The tiger patrolled the edges of the forest and the mice who could fled. Those who couldn't get out for one reason or another burrowed in more deeply, now more terrified and vulnerable than ever.

After the mice were banned, the tiger demanded that rabbits and weasels must go. They are too small, roared the tiger, and small means inconseqential! The tiger presided over the forced evacuation of the rabbits and the weasels. Some of the other predators became concerned because now there was very little food for them in the forest itself. The tiger's roar, however, was terrifying and no one dared to point out the flaws in the plan or maybe that mistakes had been made.

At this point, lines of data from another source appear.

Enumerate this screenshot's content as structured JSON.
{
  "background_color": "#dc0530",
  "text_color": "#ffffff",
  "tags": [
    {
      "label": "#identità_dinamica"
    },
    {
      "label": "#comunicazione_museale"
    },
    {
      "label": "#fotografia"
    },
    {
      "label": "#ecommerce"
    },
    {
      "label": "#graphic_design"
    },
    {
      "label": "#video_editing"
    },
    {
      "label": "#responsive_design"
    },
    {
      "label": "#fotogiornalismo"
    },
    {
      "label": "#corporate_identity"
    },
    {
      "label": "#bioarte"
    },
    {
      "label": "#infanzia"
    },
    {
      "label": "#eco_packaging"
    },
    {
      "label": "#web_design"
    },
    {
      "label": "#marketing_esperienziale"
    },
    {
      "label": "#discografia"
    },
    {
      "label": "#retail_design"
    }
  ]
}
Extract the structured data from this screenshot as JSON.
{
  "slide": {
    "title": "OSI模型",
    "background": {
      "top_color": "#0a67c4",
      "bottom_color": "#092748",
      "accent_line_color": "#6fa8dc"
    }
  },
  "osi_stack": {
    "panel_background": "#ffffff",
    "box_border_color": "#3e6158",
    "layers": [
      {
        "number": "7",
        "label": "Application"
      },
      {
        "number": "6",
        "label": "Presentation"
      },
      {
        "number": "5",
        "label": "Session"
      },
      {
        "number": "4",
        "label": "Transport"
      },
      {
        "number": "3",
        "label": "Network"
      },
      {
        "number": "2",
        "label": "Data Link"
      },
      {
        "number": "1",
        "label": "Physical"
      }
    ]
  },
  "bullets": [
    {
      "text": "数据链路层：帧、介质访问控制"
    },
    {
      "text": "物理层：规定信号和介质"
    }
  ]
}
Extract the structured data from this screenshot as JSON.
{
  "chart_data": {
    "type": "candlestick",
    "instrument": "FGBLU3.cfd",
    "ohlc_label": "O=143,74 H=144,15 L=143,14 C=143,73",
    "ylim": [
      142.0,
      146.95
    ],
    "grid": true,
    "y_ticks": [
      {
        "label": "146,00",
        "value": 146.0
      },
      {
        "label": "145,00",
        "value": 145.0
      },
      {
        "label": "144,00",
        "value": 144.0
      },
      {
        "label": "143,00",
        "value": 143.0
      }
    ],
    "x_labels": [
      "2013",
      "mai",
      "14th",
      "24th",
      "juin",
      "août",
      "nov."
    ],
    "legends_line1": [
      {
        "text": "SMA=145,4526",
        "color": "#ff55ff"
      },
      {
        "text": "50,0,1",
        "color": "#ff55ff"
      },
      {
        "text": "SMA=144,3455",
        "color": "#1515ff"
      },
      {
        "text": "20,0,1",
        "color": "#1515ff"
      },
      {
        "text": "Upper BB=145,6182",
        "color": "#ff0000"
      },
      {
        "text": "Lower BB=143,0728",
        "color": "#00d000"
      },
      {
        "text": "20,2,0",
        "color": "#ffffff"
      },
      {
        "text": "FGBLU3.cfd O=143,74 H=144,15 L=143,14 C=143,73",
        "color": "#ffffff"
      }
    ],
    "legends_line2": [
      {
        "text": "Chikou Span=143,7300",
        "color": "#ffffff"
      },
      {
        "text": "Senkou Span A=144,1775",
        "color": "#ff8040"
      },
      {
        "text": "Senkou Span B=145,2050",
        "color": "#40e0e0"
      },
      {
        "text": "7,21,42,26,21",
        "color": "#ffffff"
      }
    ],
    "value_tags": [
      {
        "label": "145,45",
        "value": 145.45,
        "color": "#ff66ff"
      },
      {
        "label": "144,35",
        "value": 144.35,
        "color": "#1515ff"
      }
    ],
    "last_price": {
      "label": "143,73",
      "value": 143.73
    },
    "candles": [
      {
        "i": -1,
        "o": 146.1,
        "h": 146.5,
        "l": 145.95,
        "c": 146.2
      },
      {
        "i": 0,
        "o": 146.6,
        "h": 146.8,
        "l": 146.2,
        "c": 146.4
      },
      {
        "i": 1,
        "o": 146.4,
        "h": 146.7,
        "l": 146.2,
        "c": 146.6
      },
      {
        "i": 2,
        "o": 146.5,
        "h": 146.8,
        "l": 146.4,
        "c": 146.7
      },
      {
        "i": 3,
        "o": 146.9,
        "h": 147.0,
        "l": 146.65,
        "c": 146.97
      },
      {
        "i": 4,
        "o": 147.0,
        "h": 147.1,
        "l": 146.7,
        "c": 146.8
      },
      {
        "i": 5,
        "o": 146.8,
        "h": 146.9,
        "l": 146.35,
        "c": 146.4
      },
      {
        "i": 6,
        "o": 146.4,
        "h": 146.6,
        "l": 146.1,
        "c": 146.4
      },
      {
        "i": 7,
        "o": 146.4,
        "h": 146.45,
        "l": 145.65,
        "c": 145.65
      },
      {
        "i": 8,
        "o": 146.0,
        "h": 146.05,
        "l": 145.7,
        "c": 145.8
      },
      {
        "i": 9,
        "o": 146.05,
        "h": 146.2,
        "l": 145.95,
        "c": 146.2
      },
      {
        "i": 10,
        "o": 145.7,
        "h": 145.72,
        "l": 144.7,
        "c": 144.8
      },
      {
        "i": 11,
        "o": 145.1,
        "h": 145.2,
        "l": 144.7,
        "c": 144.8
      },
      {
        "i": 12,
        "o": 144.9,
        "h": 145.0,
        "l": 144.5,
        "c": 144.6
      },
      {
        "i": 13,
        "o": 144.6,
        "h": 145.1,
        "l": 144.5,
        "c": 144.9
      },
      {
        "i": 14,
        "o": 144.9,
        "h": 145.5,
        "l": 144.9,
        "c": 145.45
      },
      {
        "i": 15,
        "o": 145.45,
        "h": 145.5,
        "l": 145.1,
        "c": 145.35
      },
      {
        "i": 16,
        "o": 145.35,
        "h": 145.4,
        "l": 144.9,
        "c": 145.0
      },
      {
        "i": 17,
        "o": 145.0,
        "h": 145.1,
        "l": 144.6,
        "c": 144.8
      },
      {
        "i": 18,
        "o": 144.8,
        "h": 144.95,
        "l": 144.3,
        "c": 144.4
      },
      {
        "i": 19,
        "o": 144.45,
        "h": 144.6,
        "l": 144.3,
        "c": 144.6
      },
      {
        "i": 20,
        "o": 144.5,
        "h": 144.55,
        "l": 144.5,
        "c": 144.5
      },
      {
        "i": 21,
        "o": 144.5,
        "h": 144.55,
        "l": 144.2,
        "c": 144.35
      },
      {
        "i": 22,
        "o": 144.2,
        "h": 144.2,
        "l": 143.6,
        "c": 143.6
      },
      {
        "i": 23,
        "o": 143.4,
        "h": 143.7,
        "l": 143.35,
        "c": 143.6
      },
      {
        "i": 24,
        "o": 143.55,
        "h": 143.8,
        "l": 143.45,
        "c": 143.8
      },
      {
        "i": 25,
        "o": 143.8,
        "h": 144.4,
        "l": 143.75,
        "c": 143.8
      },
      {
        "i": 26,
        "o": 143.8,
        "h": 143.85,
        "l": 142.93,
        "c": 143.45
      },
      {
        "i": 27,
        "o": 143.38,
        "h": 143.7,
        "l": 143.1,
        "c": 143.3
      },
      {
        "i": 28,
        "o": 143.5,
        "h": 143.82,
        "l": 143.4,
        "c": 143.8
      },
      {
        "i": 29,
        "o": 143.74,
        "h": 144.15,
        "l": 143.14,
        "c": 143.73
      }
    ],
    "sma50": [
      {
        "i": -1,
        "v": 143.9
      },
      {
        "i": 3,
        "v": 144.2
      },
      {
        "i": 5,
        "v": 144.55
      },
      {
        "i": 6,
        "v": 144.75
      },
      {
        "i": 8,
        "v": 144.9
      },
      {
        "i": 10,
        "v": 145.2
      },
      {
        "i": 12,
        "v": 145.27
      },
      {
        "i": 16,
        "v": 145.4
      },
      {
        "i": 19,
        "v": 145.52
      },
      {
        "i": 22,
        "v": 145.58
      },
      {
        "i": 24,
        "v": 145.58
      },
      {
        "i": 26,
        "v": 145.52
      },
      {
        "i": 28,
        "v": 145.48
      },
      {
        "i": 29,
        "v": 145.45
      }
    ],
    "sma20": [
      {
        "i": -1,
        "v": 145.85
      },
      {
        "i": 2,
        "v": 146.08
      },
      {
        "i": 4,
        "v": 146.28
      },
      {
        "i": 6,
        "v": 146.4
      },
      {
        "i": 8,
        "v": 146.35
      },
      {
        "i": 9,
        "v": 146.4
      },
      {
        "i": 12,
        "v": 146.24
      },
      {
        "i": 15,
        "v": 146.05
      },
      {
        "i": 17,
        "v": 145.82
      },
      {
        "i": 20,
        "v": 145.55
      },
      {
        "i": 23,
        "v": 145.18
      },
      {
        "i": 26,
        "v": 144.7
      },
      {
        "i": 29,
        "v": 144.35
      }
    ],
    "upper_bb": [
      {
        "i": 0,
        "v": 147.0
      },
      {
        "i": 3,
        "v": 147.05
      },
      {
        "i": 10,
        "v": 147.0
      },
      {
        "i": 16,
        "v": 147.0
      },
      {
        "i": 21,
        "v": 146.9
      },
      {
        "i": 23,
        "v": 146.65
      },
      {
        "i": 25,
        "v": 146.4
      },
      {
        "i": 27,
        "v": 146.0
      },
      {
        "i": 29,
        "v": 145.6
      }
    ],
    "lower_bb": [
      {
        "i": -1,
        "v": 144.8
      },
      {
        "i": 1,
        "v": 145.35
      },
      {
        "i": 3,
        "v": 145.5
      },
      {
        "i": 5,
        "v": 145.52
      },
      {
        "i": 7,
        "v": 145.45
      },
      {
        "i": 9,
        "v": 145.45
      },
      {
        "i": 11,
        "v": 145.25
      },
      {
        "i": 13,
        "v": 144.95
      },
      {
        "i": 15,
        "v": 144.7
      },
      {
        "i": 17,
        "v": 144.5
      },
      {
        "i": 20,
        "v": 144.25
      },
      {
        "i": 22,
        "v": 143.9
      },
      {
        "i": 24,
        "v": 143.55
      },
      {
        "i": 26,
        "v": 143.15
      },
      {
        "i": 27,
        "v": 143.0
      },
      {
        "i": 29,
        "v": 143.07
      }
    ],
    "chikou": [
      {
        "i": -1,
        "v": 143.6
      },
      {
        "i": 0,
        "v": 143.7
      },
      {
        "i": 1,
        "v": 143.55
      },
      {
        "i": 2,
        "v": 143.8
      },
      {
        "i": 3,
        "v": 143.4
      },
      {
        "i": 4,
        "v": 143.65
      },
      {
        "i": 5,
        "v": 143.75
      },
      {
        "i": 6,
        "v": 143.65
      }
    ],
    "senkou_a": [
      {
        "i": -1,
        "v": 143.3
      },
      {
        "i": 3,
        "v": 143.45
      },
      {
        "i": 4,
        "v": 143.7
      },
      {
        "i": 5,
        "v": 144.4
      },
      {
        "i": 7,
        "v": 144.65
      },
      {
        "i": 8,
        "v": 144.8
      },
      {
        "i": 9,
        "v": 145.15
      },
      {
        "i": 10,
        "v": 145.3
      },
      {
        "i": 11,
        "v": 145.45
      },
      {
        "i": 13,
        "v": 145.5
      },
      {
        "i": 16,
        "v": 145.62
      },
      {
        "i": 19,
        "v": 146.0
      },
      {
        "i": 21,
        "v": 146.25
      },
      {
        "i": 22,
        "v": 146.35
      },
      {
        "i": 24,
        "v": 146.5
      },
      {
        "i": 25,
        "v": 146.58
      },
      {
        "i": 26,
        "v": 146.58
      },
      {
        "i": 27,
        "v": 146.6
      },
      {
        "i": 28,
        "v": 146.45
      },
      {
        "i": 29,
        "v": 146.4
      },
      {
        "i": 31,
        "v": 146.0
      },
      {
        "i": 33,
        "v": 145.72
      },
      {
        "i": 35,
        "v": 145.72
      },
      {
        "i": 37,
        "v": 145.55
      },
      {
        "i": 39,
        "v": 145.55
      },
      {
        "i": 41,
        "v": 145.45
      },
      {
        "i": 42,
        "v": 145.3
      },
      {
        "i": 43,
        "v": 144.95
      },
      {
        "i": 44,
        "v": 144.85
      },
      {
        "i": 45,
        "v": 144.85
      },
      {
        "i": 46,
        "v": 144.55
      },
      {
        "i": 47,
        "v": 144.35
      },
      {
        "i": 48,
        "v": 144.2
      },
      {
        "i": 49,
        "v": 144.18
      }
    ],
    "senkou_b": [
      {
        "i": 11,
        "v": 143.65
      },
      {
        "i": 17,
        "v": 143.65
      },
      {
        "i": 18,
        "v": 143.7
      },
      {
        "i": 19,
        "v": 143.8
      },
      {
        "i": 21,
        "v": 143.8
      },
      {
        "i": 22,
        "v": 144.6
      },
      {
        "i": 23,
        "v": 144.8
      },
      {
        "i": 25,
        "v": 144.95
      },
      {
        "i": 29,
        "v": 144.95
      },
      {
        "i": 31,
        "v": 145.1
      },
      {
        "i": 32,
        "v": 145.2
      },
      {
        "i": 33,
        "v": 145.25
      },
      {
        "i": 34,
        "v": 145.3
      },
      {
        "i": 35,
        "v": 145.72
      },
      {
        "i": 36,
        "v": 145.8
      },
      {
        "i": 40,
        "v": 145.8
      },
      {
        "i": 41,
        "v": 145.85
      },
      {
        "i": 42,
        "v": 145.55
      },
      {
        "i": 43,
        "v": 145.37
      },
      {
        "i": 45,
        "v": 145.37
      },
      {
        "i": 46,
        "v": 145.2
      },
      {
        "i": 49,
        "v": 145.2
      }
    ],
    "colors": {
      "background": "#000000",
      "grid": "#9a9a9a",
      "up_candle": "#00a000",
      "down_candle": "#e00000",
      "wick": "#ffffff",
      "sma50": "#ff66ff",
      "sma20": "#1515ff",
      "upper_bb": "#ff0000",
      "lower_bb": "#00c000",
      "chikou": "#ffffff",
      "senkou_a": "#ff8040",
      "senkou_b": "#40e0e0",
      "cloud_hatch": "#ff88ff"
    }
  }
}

One morning, all the deer fled. They ran through several fields to a different wood, removing themselves from the tiger's reign.

All that remained in the tiger's forest were the tiger and other predators. Things became tense in the forest. Many animals, especially the scavengers, had to travel far each day to collect food and then bring it home to their dens and their children. The wolves and the bears were particularly exhausted as the constant hunt prevented them from storing their winter fat.

The tiger killed all the foxes. I wanted a fox fur coat, he said, as he patrolled, draped in the bloody hides. He glared at everyone he passed and the animals ducked their heads and busied themselves with various tasks.

No one dared to cross the tiger.

There were quiet rumors of meetings of dissenters, potential plots to overthrow the tiger or end his reign, some grumblings if one was sure he wasn't there.

But no one stood up to the tiger.

It was hoped that perhaps, with so few animals left, animals that shared much taxonomy with the tiger, perhaps they would be safe.

The badger, with a bellyful of roots, waddled back to his burrow late one evening. Roots and the occasional grub were not as satisfying as a dinner of mice or perhaps a rabbit, but it would do.

Suddenly, the badger found himself flipped over, staring at the sky. The tiger loomed above him, one paw raised high.

"Why?" said the badger, knowing this was the end.

"Because I can," laughed the tiger, slashing the badger's throat. "I didn't spare anyone else. Why would you think I cared about you?"

Moral: When the tiger shows you his stripes, believe that he is a tiger.